For all of its retro appeal, the DeLorean Motor Co. (DMC) hasn’t really disappeared. The Humble, Texas-based company (delorean.com) acquired the original firm’s name and logo in 1995 and owns all the remaining stock from the Northern Ireland factory. DMC, which has five American franchises and one in The Netherlands, restores and services original DeLoreans and assembles made-to-order cars. Last fall, DMC, along with American-based Epic Electric Vehicles, announced it will create an electric DeLorean called the DMCEV, for sale in 2013. Like the original DeLorean, the sticker price isn’t cheap — about $90,000.

For Cancelmo, an electric DeLorean makes perfect sense.

“Back in the ’80s, John DeLorean was saying the future is electric automobiles and lightweight cars,” he says. “He was always pushing the envelope for new technology.”

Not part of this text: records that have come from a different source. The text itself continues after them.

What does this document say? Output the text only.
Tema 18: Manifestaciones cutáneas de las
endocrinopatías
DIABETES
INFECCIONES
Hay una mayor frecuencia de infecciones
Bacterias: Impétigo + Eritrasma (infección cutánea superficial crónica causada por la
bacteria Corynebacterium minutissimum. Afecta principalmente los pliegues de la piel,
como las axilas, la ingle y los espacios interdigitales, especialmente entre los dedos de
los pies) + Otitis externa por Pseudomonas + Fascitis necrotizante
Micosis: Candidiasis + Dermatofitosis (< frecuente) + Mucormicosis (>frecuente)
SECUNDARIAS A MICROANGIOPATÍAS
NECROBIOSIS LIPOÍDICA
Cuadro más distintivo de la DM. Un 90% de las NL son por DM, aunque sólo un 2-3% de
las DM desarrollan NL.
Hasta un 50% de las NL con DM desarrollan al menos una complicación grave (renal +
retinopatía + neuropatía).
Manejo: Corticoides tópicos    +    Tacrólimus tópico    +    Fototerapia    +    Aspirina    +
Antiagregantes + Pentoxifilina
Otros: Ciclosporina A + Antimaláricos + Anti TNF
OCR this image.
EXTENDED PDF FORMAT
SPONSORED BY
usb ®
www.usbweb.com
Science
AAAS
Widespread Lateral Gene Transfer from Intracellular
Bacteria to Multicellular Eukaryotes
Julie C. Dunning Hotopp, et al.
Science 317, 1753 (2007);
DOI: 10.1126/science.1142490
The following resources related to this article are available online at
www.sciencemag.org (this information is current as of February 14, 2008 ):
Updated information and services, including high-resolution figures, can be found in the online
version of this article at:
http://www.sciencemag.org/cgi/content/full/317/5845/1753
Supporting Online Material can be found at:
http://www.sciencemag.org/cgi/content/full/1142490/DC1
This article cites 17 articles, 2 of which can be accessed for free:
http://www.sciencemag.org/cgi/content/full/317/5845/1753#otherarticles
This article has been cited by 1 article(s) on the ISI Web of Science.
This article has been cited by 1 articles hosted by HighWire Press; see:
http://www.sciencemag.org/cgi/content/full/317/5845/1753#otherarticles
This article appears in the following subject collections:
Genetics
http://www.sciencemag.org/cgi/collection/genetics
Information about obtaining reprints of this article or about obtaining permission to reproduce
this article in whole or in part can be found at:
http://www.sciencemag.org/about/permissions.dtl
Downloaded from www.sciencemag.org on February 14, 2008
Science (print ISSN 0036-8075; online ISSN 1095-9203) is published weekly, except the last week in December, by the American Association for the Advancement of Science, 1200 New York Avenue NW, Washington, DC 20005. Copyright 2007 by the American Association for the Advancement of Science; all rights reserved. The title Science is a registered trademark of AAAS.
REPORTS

The life of the original company was brief, and only slightly more than 9,000 autos were made. DeLorean’s firm was headed toward bankruptcy and the factory shuttered. He was arrested in 1982 on charges of cocaine trafficking, in a presumed attempt to prop up his foundering company. However, he was acquitted following a trial in which his defense case was based on government entrapment.

Yet DeLorean never regained his footing and declared personal bankruptcy in 1999. The man who was brought up in very humble circumstances at Six Mile and Dequindre, put himself through college by attending night school, and rose like a rocket through GM’s ranks, died of a stroke in 2005 at age 80. His ashes are buried at Troy’s White Chapel Cemetery.

DeLorean had his share of critics, many of whom saw him as a shady businessman and an insufferable egomaniac. But Cancelmo isn’t one of them.

“He was front-page news when the [cocaine trafficking] story hit and last-page news when he was acquitted,” he says. “I feel awful for him. We thrive on watching people crumble. If John DeLorean were still making cars today, he’d be light years ahead of everybody else.”